À quelques jours de la finale de la Coupe du monde 2026 entre l’Espagne et l’Argentine, la FIFA continue de surprendre avec une nouvelle initiative qui témoigne de sa volonté d’exploiter chaque moment fort du tournoi. Cette fois, c’est un rendez-vous jusque-là exclusivement réservé aux journalistes qui s’ouvre au grand public… à condition de mettre la main au portefeuille.
Pour la première fois dans l’histoire de la Coupe du monde, les supporters pourront assister à la conférence de presse officielle précédant la finale. Organisée au Javits Center de New York dans le cadre du Fanatics Fest, elle réunira le président de la FIFA, Gianni Infantino, ainsi que les sélectionneurs des deux équipes finalistes.
Le concept reste toutefois bien encadré. Les spectateurs pourront suivre les échanges, mais ne disposeront d’aucun droit d’intervention. Les questions resteront l’apanage des journalistes accrédités, le public se contentant d’un rôle d’observateur privilégié.

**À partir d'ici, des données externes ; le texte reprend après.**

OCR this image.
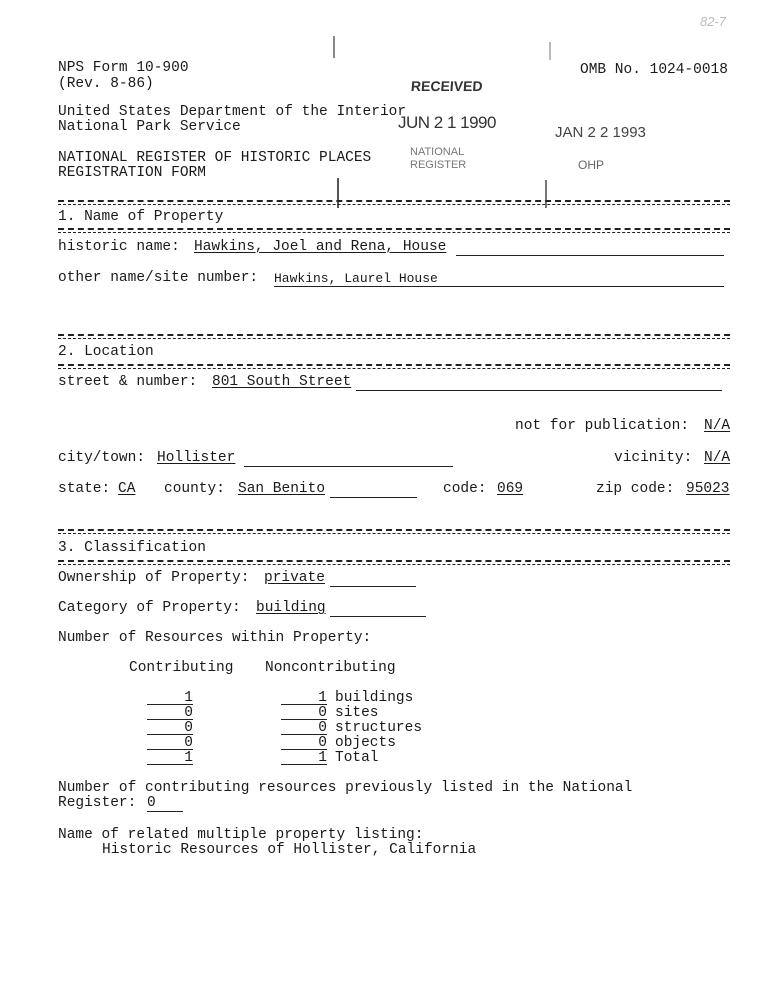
NPS Form 10-900
(Rev. 8-86)
OMB No. 1024-0018
United States Department of the Interior
National Park Service
NATIONAL REGISTER OF HISTORIC PLACES
REGISTRATION FORM
RECEIVED
JUN 2 1 1990
NATIONAL
REGISTER
JAN 2 2 1993
OHP
82-7
1. Name of Property
historic name: Hawkins, Joel and Rena, House
other name/site number: Hawkins, Laurel House
2. Location
street & number: 801 South Street
not for publication: N/A
city/town: Hollister	vicinity: N/A
state: CA county: San Benito	code: 069	zip code: 95023
3. Classification
Ownership of Property: private
Category of Property: building
Number of Resources within Property:
Contributing Noncontributing
1	1 buildings
0	0 sites
0	0 structures
0	0 objects
1	1 Total
Number of contributing resources previously listed in the National
Register: 0
Name of related multiple property listing:
Historic Resources of Hollister, California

Cette expérience inédite a naturellement un prix. L’accès est proposé à 81,54 dollars (près de 750 dirhams) pour un adulte et 26 dollars (environ 240 dirhams) pour un enfant. Les amateurs les plus passionnés pourront également opter pour une formule familiale donnant accès pendant quatre jours au festival, conférence comprise, moyennant 857 dollars, soit près de 8000 dirhams.

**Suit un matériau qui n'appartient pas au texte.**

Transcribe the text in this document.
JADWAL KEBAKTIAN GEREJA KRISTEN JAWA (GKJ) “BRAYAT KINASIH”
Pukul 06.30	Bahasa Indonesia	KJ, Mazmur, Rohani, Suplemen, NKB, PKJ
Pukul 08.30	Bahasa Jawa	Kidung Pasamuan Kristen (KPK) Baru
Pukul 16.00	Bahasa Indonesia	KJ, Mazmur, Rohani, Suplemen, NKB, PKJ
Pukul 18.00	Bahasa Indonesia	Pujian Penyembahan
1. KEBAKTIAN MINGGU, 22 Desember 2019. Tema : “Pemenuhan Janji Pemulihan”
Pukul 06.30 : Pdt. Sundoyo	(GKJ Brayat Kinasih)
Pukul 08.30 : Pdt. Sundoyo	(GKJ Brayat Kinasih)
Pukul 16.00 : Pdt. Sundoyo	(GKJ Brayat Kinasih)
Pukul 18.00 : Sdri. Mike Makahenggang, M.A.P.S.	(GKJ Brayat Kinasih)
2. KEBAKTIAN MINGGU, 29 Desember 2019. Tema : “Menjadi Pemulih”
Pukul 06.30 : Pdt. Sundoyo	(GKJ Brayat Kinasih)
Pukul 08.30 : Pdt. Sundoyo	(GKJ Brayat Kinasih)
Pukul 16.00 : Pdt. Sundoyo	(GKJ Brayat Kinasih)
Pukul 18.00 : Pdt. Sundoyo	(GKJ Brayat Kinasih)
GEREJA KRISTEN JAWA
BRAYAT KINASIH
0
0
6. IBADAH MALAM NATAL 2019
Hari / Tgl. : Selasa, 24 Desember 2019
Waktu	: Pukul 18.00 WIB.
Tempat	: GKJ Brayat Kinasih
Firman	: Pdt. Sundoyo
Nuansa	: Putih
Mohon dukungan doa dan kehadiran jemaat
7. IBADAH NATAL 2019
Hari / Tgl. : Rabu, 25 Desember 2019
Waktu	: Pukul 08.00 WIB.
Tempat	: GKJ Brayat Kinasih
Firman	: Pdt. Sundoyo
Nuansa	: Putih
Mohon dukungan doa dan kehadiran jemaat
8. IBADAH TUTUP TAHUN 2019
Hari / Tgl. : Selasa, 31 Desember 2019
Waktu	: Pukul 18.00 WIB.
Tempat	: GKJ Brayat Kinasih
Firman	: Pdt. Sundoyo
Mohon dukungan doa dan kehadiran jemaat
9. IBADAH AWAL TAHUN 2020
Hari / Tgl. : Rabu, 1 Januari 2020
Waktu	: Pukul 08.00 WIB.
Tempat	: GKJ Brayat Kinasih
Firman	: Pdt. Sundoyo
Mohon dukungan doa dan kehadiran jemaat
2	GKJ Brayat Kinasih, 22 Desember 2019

Cette nouvelle offre s’inscrit dans une stratégie commerciale de plus en plus assumée par la FIFA. Depuis le début de cette Coupe du monde organisée aux États-Unis, au Canada et au Mexique, l’instance dirigeante du football mondial multiplie les innovations destinées à générer de nouvelles sources de revenus et à monétiser des expériences jusque-là gratuites ou réservées à des publics spécifiques.

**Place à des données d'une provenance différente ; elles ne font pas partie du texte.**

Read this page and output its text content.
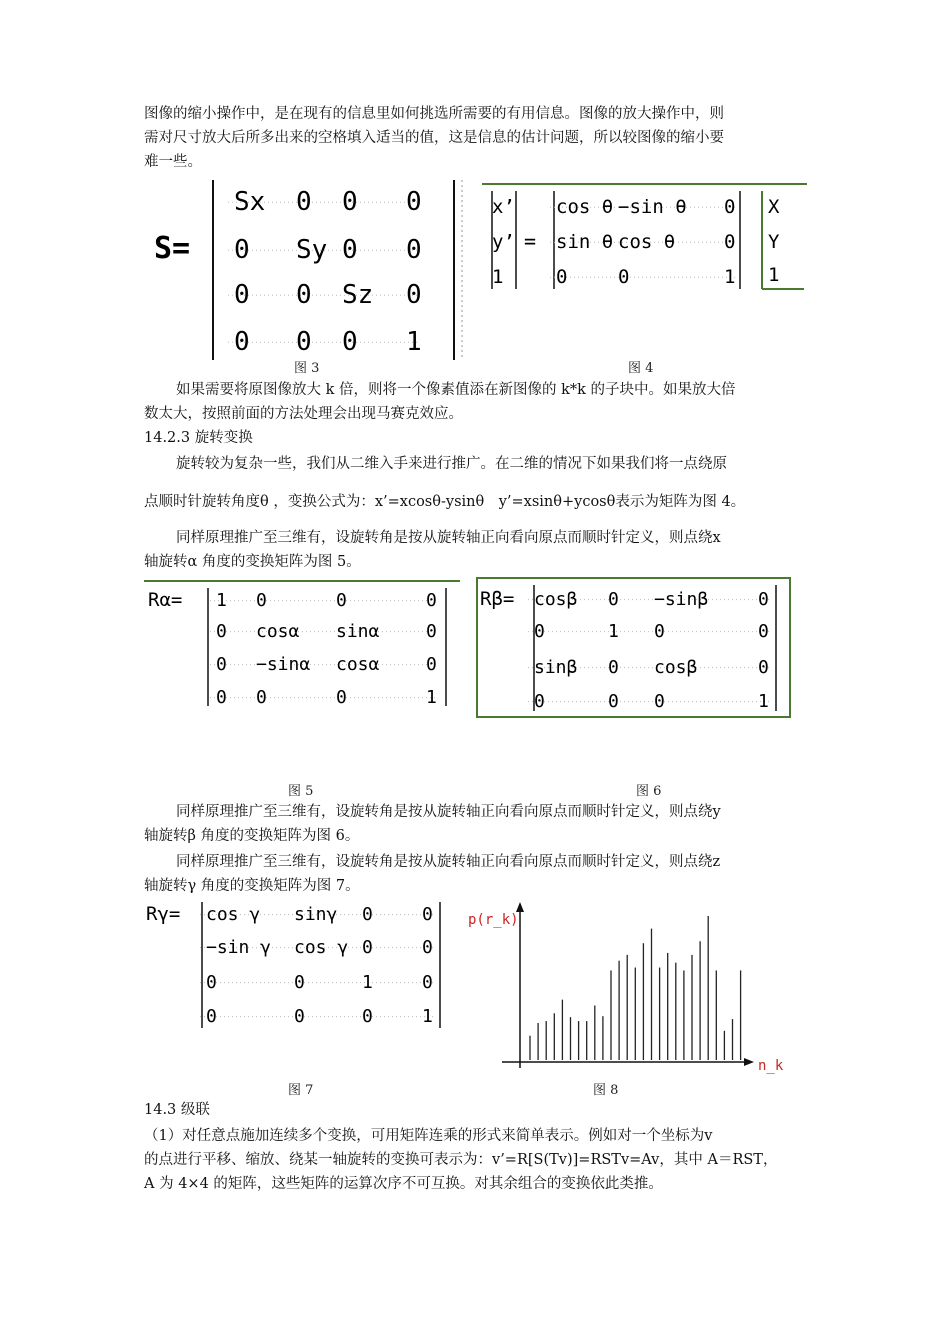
图像的缩小操作中，是在现有的信息里如何挑选所需要的有用信息。图像的放大操作中，则
需对尺寸放大后所多出来的空格填入适当的值，这是信息的估计问题，所以较图像的缩小要
难一些。
S=
Sx 0 0 0
0 Sy 0 0
0 0 Sz 0
0 0 0 1
图 3
x’
y’
1
=
cos θ −sin θ 0
sin θ cos θ	0
0	0	1
X
Y
1
图 4
如果需要将原图像放大 k 倍，则将一个像素值添在新图像的 k*k 的子块中。如果放大倍
数太大，按照前面的方法处理会出现马赛克效应。
14.2.3 旋转变换
旋转较为复杂一些，我们从二维入手来进行推广。在二维的情况下如果我们将一点绕原
点顺时针旋转角度θ ，变换公式为：x’=xcosθ-ysinθ　y’=xsinθ+ycosθ表示为矩阵为图 4。
同样原理推广至三维有，设旋转角是按从旋转轴正向看向原点而顺时针定义，则点绕x
轴旋转α 角度的变换矩阵为图 5。
Rα= 1 0	0	0
0 cosα sinα	0
0 −sinα cosα	0
0 0	0	1
Rβ= cosβ 0 −sinβ	0
0	1 0	0
sinβ 0 cosβ	0
0	0 0	1
图 5	图 6
同样原理推广至三维有，设旋转角是按从旋转轴正向看向原点而顺时针定义，则点绕y
轴旋转β 角度的变换矩阵为图 6。
同样原理推广至三维有，设旋转角是按从旋转轴正向看向原点而顺时针定义，则点绕z
轴旋转γ 角度的变换矩阵为图 7。
Rγ= cos γ sinγ 0	0
−sin γ cos γ 0	0
0	0	1	0
0	0	0	1
p(r_k)
n_k
图 7	图 8
14.3 级联
（1）对任意点施加连续多个变换，可用矩阵连乘的形式来简单表示。例如对一个坐标为v
的点进行平移、缩放、绕某一轴旋转的变换可表示为：v’=R[S(Tv)]=RSTv=Av，其中 A＝RST，
A 为 4×4 的矩阵，这些矩阵的运算次序不可互换。对其余组合的变换依此类推。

Le Mondial 2026 aura ainsi vu apparaître des pauses publicitaires pendant les rencontres, la possibilité offerte aux supporters de faire afficher leur nom sur les écrans géants des stades contre rémunération, ou encore la mise en vente de morceaux de la pelouse de la finale, présentés comme des souvenirs de collection.
À cela s’ajoutent désormais des séances de photos payantes avec d’anciennes gloires et des figures marquantes de cette Coupe du monde. Selon The Times, une simple photo avec l’ancien international anglais Rio Ferdinand est facturée près de 148 euros, tandis qu’une rencontre avec le gardien cap-verdien Vozinha, l’une des révélations du tournoi, avoisine les 100 euros.
Pour la FIFA, cette diversification répond à une demande croissante des supporters désireux de vivre des expériences exclusives. L’organisation considère que le football moderne ne se limite plus aux 90 minutes disputées sur la pelouse, mais englobe désormais un ensemble d’événements susceptibles d’enrichir l’expérience du spectateur.
Cette évolution n’est cependant pas sans susciter des interrogations. Plusieurs observateurs estiment que l’instance mondiale pousse toujours plus loin la logique commerciale, transformant progressivement chaque instant du Mondial en produit marchand. Si ces nouveautés séduisent une partie du public, d’autres regrettent une compétition où l’aspect financier semble prendre une place de plus en plus importante.
Une chose est certaine : sous l’impulsion de Gianni Infantino, la FIFA ne manque jamais une occasion d’innover… et, surtout, de créer de nouvelles prestations payantes. Cette Coupe du monde 2026 confirme ainsi une tendance de fond : faire du Mondial non seulement le plus grand spectacle sportif de la planète, mais aussi une formidable machine économique où chaque expérience peut désormais devenir une source de revenus.